A polémica neste caso específico da concessão “Romano” prende-se com o facto da empresa ter sido constituída três dias antes da assinatura do contrato. “Poderiam constituir novas empresas até ao final do período de prospeção, é o que diz a lei, mas não após o período de prospeção. A empresa que foi indicada inicialmente não é aquela que efetivamente assinou o contrato de concessão”, sublinhou Armando Pinto. O Ministério do Ambiente e da Ação Climática tem vindo a menorizar este argumento, mas serão agora os tribunais a tomar uma decisão.

Até ao momento tanto o Ministério como a empresa não prestaram declarações acerca desta ação, que deu entrada no Tribunal Administrativo e Fiscal de Mirandela dia 21 de novembro.

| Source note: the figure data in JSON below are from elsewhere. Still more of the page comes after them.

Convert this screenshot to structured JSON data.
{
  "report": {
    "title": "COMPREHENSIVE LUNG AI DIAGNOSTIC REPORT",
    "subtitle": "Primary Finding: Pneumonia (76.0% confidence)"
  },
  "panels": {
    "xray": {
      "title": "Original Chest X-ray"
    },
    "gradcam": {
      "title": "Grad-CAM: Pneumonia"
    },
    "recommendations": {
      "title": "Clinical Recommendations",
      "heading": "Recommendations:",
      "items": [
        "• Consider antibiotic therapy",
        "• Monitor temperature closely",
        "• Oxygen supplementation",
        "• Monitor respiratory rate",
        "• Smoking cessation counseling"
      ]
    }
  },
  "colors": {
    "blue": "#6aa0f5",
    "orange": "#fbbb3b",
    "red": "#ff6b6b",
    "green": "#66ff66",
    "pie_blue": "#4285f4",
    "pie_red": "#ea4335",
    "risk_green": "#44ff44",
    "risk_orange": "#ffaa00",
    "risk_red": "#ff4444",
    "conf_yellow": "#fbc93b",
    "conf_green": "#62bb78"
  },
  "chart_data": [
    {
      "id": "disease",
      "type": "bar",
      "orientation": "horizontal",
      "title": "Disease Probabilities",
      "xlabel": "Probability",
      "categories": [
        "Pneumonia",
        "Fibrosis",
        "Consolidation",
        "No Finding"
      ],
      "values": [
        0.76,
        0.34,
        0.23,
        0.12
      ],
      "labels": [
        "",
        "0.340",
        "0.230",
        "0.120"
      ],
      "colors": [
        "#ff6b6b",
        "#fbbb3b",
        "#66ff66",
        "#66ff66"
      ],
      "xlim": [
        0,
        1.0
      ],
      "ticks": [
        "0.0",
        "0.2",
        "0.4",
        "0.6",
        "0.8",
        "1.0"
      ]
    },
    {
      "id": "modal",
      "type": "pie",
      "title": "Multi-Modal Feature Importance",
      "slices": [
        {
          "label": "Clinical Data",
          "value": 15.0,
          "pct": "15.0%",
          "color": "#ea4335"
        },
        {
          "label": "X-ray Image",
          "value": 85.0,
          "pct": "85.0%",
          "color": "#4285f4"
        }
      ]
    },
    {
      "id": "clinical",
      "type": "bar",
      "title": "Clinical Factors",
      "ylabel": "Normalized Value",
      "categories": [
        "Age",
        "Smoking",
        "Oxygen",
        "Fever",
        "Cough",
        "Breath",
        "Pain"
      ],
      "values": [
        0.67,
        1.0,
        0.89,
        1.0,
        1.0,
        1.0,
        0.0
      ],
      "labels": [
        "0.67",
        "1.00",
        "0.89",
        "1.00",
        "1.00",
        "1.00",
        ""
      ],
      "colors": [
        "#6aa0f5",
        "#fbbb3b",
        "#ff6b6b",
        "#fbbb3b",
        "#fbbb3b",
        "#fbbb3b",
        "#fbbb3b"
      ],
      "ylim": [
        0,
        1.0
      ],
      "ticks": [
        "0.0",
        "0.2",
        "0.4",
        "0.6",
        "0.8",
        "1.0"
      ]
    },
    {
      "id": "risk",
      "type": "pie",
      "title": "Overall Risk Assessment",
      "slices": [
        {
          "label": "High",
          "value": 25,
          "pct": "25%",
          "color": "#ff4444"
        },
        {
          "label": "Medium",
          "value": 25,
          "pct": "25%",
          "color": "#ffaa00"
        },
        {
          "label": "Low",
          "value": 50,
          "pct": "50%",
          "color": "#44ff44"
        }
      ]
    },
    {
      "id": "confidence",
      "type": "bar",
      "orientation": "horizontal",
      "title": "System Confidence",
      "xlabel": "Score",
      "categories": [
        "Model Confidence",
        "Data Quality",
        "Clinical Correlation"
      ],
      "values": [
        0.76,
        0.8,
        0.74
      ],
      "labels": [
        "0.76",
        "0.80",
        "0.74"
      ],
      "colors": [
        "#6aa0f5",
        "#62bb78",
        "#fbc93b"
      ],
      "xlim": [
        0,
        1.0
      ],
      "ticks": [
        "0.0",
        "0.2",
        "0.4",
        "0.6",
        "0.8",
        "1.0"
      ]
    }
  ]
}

Esta quarta-feira a Comissão de Ambiente, Energia e Ordenamento do Território irá receber o ministro do Ambiente e da Ação Climática, João Pedro Matos Fernandes e secretário de Estado Adjunto e da Energia, João Galamba, numa audição parlamentar pedida com caráter de urgência por vários grupos parlamentares. No mesmo dia receberá também a Associação Montalegre com Vida e Plataforma MINA para uma audição conjunta, que irá abordar os contratos de concessão para a exploração de lítio em Montalegre.